Pitt and St. John’s are believed to be the current leaders for Cuffe, whose father, Kyle Cuffe Sr., played at St. John’s in the early 2000s.

True big man in the mix

With the Jayhawks already holding commitments from athletic Class of 2021 players Zach Clemence and KJ Adams, the door is open for Kansas to add another player or two in the 2021 class.

KU would like to add a point guard as one of those pieces and might pursue size as well.

Class of 2021 center Sam Ayomide certainly would bring that to campus.

At 6-foot-11, 255 pounds, Ayomide is an athletic and powerful player near the basket.

Currently ranked No. 144 in the 2021 class, — up 21 spots from the last round of rankings — the three-star center holds 13 offers and is receiving more and more interest from major programs each week.

Included among the schools joining Kansas in offering Ayomide are: LSU, Illinois, Seton Hall, Wake Forest, TCU, Virginia Tech and Memphis.

Other names to watch as KU continues to explore the idea of adding size to the class are four-star Atlanta big man Daimion Collins (6-9, 205 No. 20) and four-star power forward Arthur Koluma (6-7, 200, No. 59) of Glendale, Ariz.

New to the game?

According to JayhawkSlant.com, the KU coaching staff conducted a Zoom call visit with 6-9, 190-pound small forward Langston Wilson of Georgia Highlands College in Rome, Ga., on Wednesday.

Now, because he did not play high school basketball, Wilson’s name is not one you’ll find on any of the recruiting rankings. But he has emerged as an intriguing prospect and attracted more than 40 scholarship offers because of his athleticism and natural ability.

Despite not playing in high school, Wilson told JayhawkSlant’s Shay Wildeboor that he landed a scholarship at Georgia Highlands after film of him playing pick-up ball made its way to the head coach’s office.

Wilson made the most of his first year of college ball. Not only did he find a way to play, but he also averaged 10.1 point and 7.6 rebounds per game.

Originally from Bonner-Prendie High in Philadelphia, Wilson, who graduated high school in 2018, slowly became an option for coaches at schools of all sizes.

One of his first offers came from Iona, now coached by Rick Pitino, and his first major offer came from Maryland in late May.

“Around June, it just went crazy,” he told Wildeboor. “I think in one day Wichita State, Oregon, Ole Miss, and a few others offered me. I had like five offers in one day.

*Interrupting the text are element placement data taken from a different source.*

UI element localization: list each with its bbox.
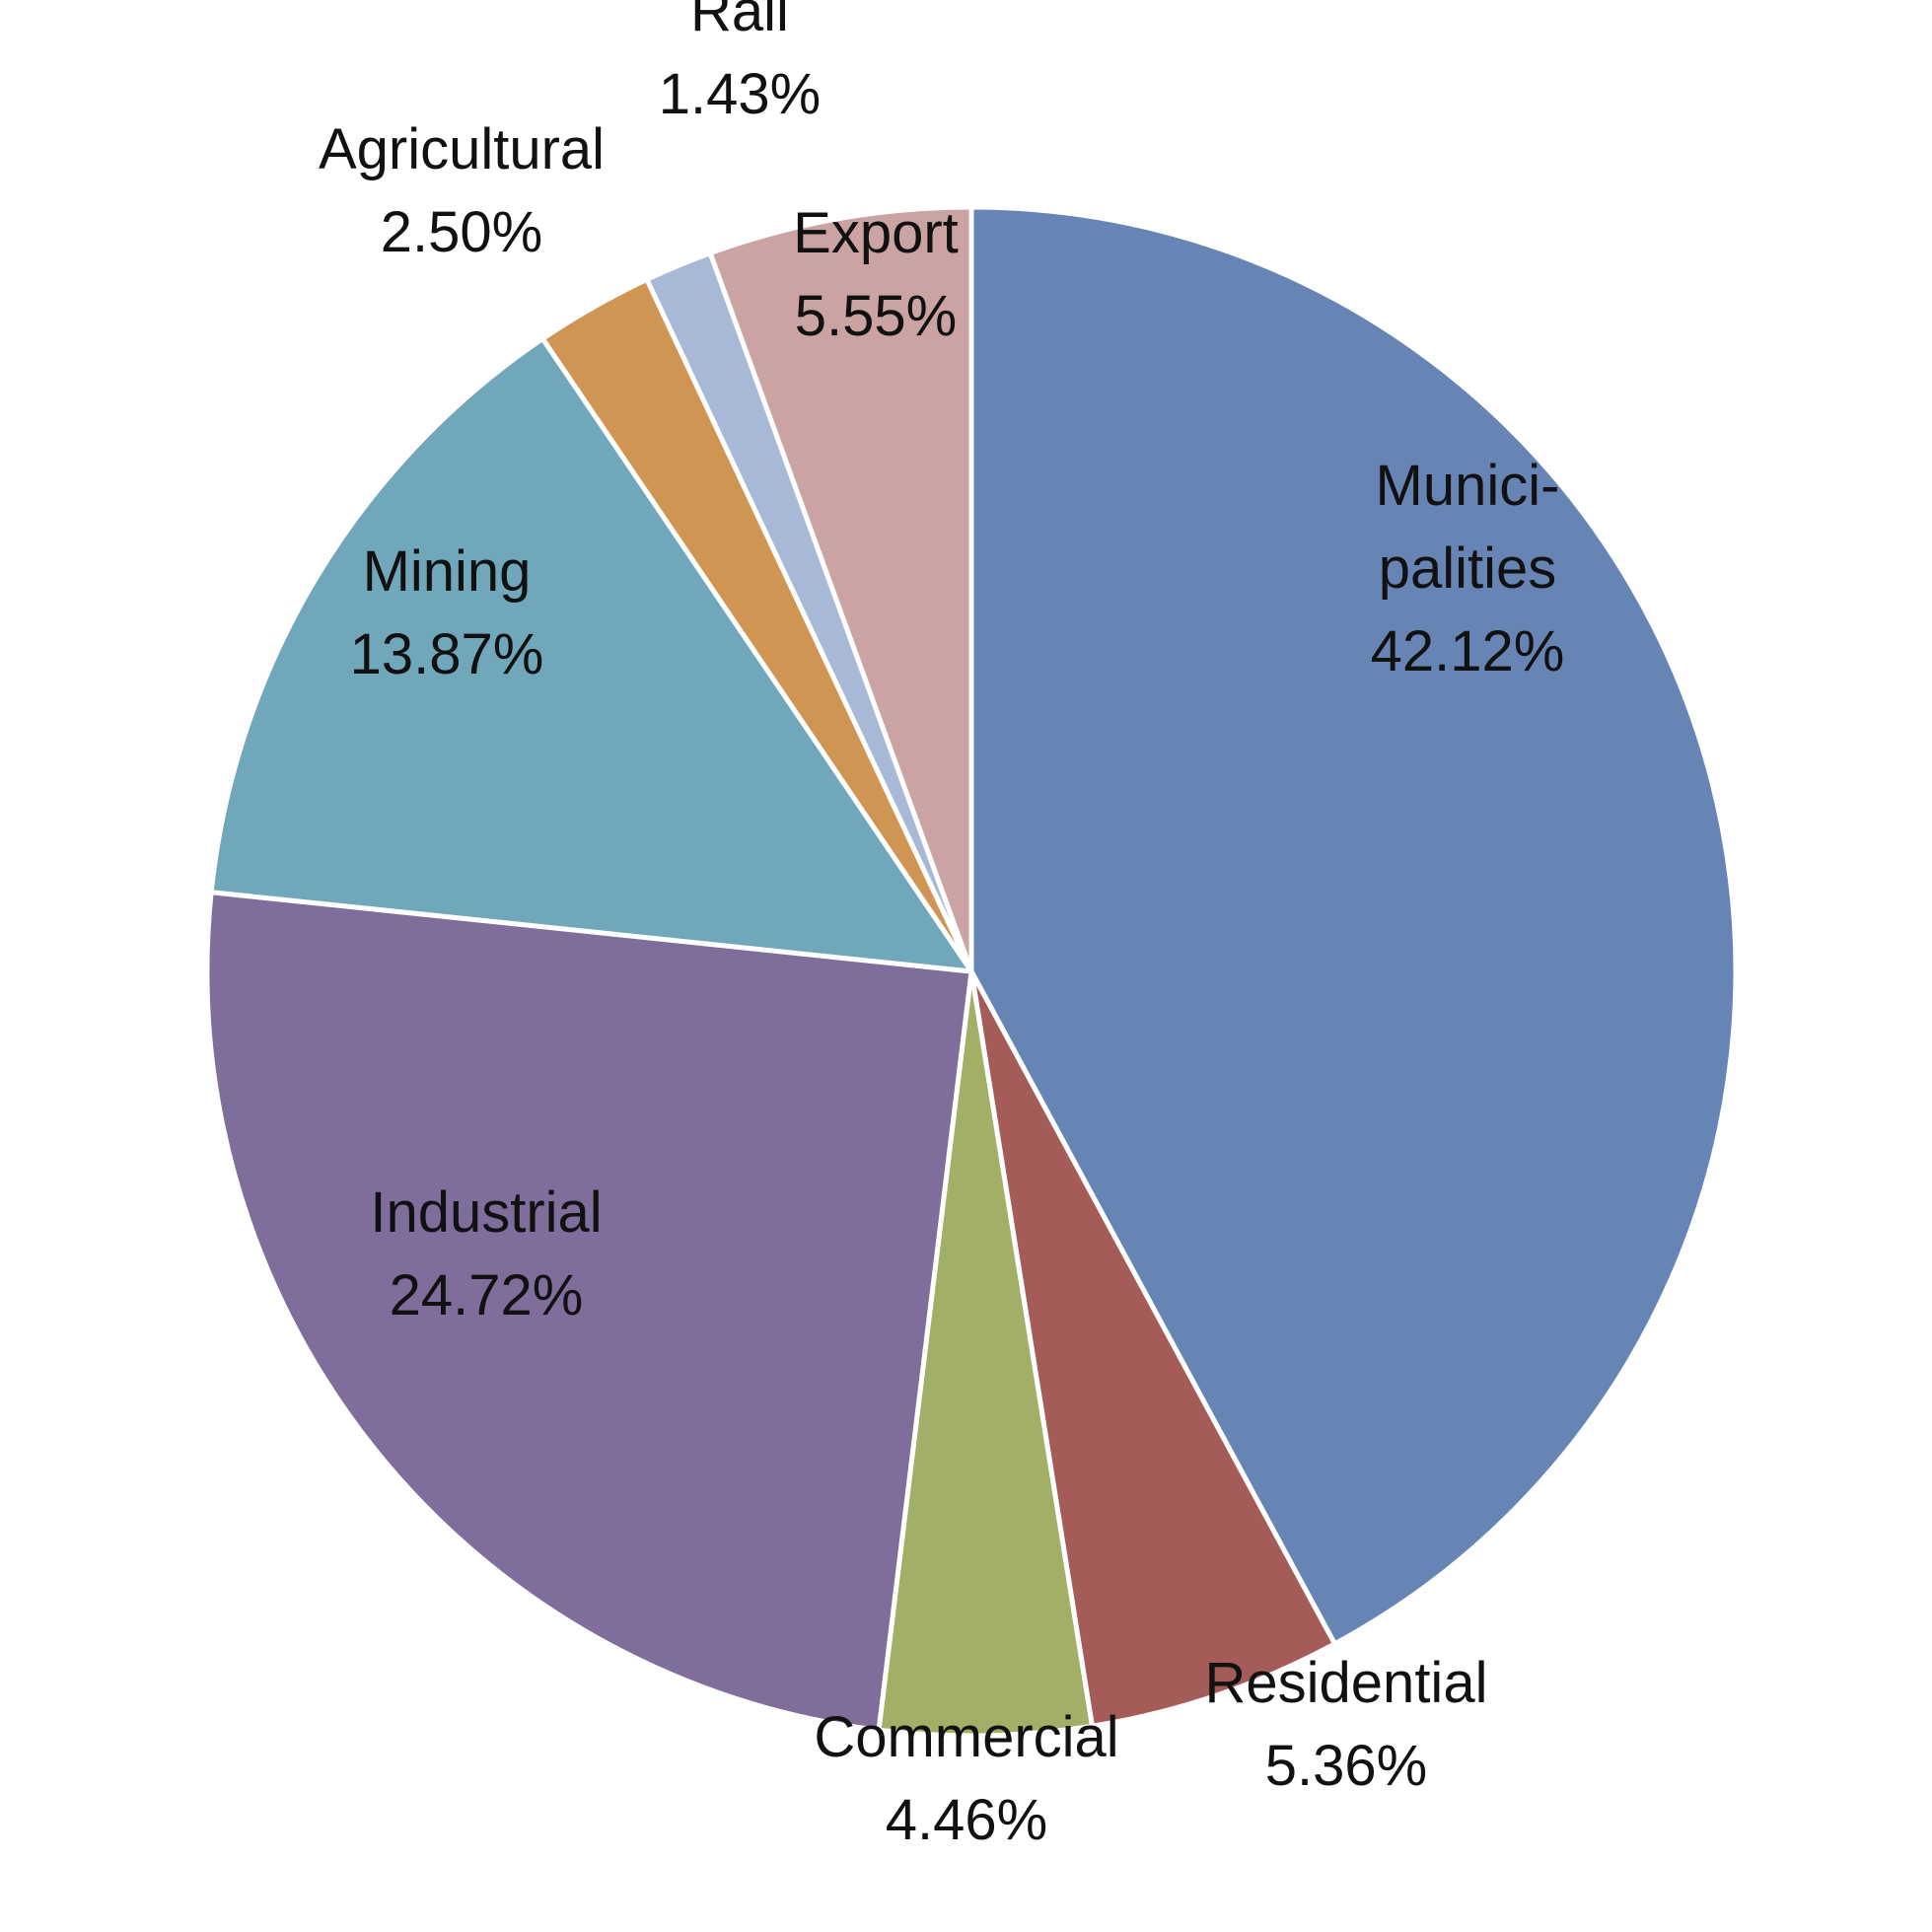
slice-value-label: 4.46% [886,1788,1047,1852]
slice-name-label: Mining [363,539,532,604]
slice-label-residential: Residential 5.36% [1205,1651,1488,1798]
slice-value-label: 2.50% [381,200,542,264]
slice-name-label: Munici- [1376,454,1560,518]
slice-label-agricultural: Agricultural 2.50% [319,117,605,264]
slice-name-label: Commercial [814,1705,1118,1769]
slice-label-commercial: Commercial 4.46% [814,1705,1118,1852]
slice-value-label: 42.12% [1371,619,1565,683]
pie-labels: Munici-palities 42.12% Residential 5.36% Com… [319,0,1564,1852]
slice-label-export: Export 5.55% [793,201,959,348]
slice-label-rail: Rail 1.43% [659,0,821,126]
pie-slice-industrial [204,890,974,1733]
slice-value-label: 1.43% [659,62,821,126]
slice-label-munici-palities: Munici-palities 42.12% [1371,454,1565,683]
slice-name-label: Agricultural [319,117,605,181]
slice-name-label: Export [793,201,959,265]
slice-name-label: Residential [1205,1651,1488,1715]
slice-name-label: palities [1379,537,1557,601]
pie-slices [204,204,1739,1739]
slice-label-mining: Mining 13.87% [350,539,544,686]
slice-label-industrial: Industrial 24.72% [370,1181,602,1327]
slice-name-label: Rail [690,0,789,43]
slice-value-label: 5.36% [1265,1734,1427,1798]
pie-slice-munici-palities [968,204,1739,1647]
slice-name-label: Industrial [370,1181,602,1245]
slice-value-label: 5.55% [795,284,957,348]
pie-slice-export [707,204,974,974]
slice-value-label: 24.72% [390,1263,584,1327]
pie-slice-mining [208,335,974,974]
slice-value-label: 13.87% [350,622,544,686]
pie-slice-commercial [876,968,1095,1739]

It was just ridiculous, and everything just started picking up, picking up, picking up and picking up.”

Late last week, his recruitment reached a level that included Kansas and KU coach Bill Self and assistant coach Jerrance Howard informed Wilson that KU wanted to offer him a scholarship.

“I was at a loss for words for a long period of time,” Wilson told Wildeboor. “I called my coach and had tears in my eyes. I called my dad and I was balling and crying after the scholarship offer from Kansas. Not just because of the school itself, but also because of the level of basketball and being recognized at that level.”

Wilson, who calls himself “a positionless forward who can do a bunch of different things,” told Wildeboor that he would like to take as many visits as possible if things ever open up to the point where visiting college campuses is allowed.